In spite of regarding it as normal as a child, my friend now believes his relationship with his father was actually abusive. He is certainly entitled to feel that way. The burden of providing emotional security for a psychologically disturbed adult should never fall on a young child whose emotional development depends largely on the stability that only a responsible and caring adult can provide. Yet his father was not intentionally abusive, either. My friend never suffered physical violence or sexual exploitation and even the verbal aggression that he heard was seldom directed at him. There was only his father's crushing dependency on my friend which deprived him of emotionally stability. Having had to act as the steward in his father's terrifying voyages into madness as a child, it is little wonder that he still struggles to find stability and direction as an adult.

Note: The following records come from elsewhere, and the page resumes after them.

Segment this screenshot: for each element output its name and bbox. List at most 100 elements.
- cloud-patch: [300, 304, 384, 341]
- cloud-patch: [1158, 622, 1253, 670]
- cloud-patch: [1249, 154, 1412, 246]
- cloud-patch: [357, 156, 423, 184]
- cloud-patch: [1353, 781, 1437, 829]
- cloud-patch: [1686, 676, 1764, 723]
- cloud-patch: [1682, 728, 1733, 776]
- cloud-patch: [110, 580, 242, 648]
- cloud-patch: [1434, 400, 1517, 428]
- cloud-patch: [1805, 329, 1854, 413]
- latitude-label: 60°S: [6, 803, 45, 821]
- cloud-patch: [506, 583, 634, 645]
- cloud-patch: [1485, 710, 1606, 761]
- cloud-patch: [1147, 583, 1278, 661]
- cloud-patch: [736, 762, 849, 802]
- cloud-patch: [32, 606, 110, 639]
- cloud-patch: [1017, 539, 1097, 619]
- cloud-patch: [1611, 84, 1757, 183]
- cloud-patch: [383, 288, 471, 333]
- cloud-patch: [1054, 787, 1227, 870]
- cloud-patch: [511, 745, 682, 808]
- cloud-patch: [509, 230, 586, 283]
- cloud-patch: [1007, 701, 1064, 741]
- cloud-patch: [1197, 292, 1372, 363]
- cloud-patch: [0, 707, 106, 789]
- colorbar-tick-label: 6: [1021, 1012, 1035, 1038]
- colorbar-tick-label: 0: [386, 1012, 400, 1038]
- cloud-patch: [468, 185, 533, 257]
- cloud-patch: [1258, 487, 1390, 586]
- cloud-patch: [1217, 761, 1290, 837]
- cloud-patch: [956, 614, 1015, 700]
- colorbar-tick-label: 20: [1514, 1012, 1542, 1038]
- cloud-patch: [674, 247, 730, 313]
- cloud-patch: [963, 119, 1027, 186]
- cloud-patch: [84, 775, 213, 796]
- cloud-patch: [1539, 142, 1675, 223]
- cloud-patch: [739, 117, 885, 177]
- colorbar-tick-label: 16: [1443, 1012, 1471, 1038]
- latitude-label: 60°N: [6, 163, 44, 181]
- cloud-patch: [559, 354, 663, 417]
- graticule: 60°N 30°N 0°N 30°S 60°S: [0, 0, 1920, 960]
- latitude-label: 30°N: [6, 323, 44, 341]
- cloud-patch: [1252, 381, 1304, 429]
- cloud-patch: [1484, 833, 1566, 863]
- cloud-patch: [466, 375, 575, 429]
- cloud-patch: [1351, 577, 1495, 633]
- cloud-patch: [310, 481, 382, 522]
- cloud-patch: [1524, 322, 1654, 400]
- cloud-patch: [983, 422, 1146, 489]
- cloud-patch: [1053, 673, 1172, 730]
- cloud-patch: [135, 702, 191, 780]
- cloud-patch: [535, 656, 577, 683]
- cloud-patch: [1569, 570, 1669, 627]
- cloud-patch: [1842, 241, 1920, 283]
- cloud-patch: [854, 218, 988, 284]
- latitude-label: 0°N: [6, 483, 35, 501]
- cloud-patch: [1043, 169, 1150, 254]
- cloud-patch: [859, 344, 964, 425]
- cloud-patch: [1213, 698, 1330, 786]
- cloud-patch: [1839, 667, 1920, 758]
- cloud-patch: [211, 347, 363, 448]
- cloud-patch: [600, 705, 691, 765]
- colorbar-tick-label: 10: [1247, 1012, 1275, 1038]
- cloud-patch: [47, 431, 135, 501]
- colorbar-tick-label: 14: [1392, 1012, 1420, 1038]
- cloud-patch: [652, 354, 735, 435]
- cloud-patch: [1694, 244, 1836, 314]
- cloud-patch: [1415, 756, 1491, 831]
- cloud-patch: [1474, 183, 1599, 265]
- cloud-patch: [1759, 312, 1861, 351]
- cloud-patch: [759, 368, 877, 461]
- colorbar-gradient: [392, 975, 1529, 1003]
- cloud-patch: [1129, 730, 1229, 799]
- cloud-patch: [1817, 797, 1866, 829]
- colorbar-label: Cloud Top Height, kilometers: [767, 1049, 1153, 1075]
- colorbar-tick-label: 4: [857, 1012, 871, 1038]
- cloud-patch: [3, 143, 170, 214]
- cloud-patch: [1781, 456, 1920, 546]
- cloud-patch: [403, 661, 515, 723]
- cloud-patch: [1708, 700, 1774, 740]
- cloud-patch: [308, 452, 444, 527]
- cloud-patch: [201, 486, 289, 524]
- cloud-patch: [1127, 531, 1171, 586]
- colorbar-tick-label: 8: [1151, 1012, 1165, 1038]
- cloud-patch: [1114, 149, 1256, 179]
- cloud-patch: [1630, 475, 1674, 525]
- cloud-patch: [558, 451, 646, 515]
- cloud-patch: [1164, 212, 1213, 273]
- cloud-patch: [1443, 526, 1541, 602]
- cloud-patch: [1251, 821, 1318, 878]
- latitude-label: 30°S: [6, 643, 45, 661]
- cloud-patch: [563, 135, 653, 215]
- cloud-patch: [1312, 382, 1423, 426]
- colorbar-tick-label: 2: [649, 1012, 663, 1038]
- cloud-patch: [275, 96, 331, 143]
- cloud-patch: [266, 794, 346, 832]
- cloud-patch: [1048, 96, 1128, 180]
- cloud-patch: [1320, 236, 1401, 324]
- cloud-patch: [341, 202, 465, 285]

His dreadful childhood experiences do not, however, rule out the possibility of a strong genetic component in my friend's mental illness. But if genes preordained the emotional dispositions of my friend and his parents, then the agony that he continues to suffer today must have commenced at his conception. The lurid scenes of despair that he was forced to witness as a child almost had to follow from his genetic inheritance. This would seem to lend scientific weight to his occasional, but deeply depressing conviction that he should never have been born at all. Here, though, we should retain some scepticism about genetic determinism and keep in mind that there is no proven causal link between genes and any mental illness. At best, there might be some interaction between genes and environment that would increase the likelihood of someone developing a mental illness. But as Raymond Tallis observes, it is remarkable how little genes tell us about being human. Indeed, it tells us nothing about the experience, that is the felt sense and conscious appreciation, of being human, at all.
This doesn't mean that genes are irrelevant to human experience. Clearly, they provide an essential foundation for it, at least inasmuch as our physicality contributes the embodied form for all our experiences. Yet the formulation "interaction of genes and environment" suggests how limited a genetic perspective actually is. For a human environment is not merely an environment like a pond is for a frog. It is an open, indeterminate field of experience from which an infinite number of unpredictable potential experiences can and do arise. Denying the possibility that experience--the adventitious , unpredictable, perhaps ultimately unknowable possibilities inherent in being human-- could make us what we are seems to be the prevailing consensus these days. Yet appreciating the particularity of what human experience is for each of us may be the only true way to understand each other---even those trapped in the terrifying vortex of madness.